For reader’s convenience, we summarise the main features of the proposed approach. First, the monotone dynamical systems framework leads to local and global stability with order conservation as seen in Figs.  23,  5 and  6. Hence, the asymptotic behaviour of the system is more controllable. This technical advantage is not fulfilled, for example, in [1, 3, 4]. Second, the obtained stability conditions are explicit expressions of systems parameters. That is, stability regions of parameters can be represented geometrically. And then, biologists and clinicians can forecast the evolution of the viral infection. In the recent work [1], for instance, important conditions of stability have been obtained in a more general modeling context, but they can not be used in practical situations since they are not explicit. Moreover, and as it was established in numerical simulations, the method can also be applied to the study of COVID-19 dynamics. We tested the global stability for two specific forms of the efficiency of the immune response for virus elimination f and for different forms of the initial condition.
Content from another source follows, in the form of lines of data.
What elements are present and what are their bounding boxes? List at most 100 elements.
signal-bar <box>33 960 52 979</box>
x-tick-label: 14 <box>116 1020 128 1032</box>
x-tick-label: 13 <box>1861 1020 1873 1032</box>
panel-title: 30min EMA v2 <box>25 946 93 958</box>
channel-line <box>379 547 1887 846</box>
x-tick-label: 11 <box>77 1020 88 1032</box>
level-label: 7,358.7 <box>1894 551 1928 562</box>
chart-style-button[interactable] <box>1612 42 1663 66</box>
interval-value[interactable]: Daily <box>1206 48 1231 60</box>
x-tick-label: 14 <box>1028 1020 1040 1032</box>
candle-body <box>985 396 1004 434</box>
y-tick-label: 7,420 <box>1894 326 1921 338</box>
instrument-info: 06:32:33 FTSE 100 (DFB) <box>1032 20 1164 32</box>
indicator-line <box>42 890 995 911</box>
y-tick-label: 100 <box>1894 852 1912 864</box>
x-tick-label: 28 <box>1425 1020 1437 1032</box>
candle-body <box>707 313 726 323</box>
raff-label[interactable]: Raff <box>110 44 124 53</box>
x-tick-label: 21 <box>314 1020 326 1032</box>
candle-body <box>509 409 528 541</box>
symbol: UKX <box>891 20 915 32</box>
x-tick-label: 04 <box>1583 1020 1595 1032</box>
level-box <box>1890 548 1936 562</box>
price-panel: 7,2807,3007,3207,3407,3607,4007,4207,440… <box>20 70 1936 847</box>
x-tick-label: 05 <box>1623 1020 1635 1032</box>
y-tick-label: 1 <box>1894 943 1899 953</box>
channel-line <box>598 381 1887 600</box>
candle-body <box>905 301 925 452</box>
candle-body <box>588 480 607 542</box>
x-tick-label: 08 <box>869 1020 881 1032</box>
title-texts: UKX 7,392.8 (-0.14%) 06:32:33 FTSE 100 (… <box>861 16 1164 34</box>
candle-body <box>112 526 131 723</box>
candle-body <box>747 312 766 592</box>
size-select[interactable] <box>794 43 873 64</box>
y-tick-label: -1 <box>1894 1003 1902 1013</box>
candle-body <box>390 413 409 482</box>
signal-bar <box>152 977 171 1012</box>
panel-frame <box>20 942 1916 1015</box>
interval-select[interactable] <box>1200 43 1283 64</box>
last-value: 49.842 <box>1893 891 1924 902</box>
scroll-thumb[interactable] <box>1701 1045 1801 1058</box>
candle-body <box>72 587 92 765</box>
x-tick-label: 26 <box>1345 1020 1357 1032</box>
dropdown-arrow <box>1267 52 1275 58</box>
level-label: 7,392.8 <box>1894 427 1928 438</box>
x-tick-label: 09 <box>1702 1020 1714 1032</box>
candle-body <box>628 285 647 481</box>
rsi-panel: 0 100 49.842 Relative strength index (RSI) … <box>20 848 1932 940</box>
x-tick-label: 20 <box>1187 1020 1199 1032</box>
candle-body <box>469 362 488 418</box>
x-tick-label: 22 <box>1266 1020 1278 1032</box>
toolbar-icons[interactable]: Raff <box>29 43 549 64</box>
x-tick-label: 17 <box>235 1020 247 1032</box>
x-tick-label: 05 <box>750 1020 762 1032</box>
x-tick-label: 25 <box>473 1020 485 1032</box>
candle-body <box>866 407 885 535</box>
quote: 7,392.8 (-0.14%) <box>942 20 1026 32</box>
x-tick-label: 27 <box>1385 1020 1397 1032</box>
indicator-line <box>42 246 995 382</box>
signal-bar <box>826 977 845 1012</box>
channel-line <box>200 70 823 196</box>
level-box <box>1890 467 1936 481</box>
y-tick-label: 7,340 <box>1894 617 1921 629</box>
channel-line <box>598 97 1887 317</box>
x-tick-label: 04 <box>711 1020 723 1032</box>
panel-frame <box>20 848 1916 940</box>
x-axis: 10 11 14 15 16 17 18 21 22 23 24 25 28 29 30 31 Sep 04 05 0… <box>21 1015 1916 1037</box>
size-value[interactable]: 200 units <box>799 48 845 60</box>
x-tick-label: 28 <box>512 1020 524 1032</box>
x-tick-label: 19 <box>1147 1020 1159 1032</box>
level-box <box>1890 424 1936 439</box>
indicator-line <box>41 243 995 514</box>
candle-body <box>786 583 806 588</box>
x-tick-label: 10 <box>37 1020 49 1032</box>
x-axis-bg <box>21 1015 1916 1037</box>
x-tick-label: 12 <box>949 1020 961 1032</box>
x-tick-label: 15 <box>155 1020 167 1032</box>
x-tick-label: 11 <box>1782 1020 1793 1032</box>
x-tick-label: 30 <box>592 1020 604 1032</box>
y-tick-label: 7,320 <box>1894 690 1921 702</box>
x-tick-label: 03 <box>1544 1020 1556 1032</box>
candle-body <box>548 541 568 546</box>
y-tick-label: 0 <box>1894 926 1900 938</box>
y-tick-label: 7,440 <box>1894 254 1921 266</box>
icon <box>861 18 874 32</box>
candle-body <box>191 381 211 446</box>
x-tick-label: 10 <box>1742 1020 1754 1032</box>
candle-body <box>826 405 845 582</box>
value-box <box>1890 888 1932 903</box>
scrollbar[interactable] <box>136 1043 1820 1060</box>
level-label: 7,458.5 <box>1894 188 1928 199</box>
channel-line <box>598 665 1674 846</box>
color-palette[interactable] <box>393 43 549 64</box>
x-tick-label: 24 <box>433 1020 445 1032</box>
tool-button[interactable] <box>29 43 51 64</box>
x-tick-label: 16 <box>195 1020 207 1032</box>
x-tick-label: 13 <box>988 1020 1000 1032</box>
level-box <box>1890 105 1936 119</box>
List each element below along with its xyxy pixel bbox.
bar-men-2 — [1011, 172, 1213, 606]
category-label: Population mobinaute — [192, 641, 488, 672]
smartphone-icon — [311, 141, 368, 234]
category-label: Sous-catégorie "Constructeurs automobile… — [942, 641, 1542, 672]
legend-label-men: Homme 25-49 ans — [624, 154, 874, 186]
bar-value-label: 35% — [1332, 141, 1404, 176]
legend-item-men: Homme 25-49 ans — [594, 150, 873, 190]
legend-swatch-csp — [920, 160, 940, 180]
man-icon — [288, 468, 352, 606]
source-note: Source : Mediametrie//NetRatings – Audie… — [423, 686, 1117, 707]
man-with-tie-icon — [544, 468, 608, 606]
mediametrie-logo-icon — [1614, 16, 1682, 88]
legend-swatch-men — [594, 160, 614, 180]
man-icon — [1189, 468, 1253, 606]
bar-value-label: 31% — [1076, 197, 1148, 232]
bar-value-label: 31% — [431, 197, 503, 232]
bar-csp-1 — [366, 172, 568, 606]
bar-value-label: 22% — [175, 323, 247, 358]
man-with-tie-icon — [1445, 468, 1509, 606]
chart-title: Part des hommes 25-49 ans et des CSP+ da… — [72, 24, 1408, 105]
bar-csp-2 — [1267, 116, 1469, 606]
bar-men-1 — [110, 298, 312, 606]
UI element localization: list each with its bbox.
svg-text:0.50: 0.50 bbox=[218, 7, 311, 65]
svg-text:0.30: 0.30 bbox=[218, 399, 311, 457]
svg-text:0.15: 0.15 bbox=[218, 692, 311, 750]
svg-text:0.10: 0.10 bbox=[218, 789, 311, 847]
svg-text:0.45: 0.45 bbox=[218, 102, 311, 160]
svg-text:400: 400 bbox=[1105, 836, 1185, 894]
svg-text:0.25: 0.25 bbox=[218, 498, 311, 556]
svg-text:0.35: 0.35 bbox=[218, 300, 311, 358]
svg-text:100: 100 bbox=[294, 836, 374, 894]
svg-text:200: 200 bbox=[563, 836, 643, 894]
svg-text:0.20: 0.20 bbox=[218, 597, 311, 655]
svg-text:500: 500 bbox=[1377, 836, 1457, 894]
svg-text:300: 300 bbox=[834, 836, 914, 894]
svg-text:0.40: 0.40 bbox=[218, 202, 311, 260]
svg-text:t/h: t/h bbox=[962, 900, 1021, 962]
The epidemiological implication of this result can be interpreted as that the viral load dynamic is related monotonically to the initial viral load value, the most this latest is near the equilibrium value the fast it tends to this equilibrium which can be null in several cases and means the extinction of virus. Finally, the asymptotic stability and the global asymptotic stability established using the monotone approach are stronger than those obtained by the classical Lyapunov and characteristic equation’s approach. The method presented in Sect. 7 enables us to forecast the evolution of the viral infection in the future. Indeed, the calibration techniques allow the determination of the optimal parameters fitting the clinical data. Then numerical simulation with the obtained parameters leads to graphical illustrations of the virus concentration dynamics. As we see in Fig. 5, using a linear form of the function f(u), we have obtained a small steady state virus concentration \(v_{cov}^{*}\simeq 0.00859\) that absorbs all the eventual orbits of the system. That means that patient 3 will recover from infection but a small viral concentration will persist in his body.

The approach presented in this paper can lead to deeper assimilation of other more complex immunological models and consequently, better clinical strategies and protocols may be established.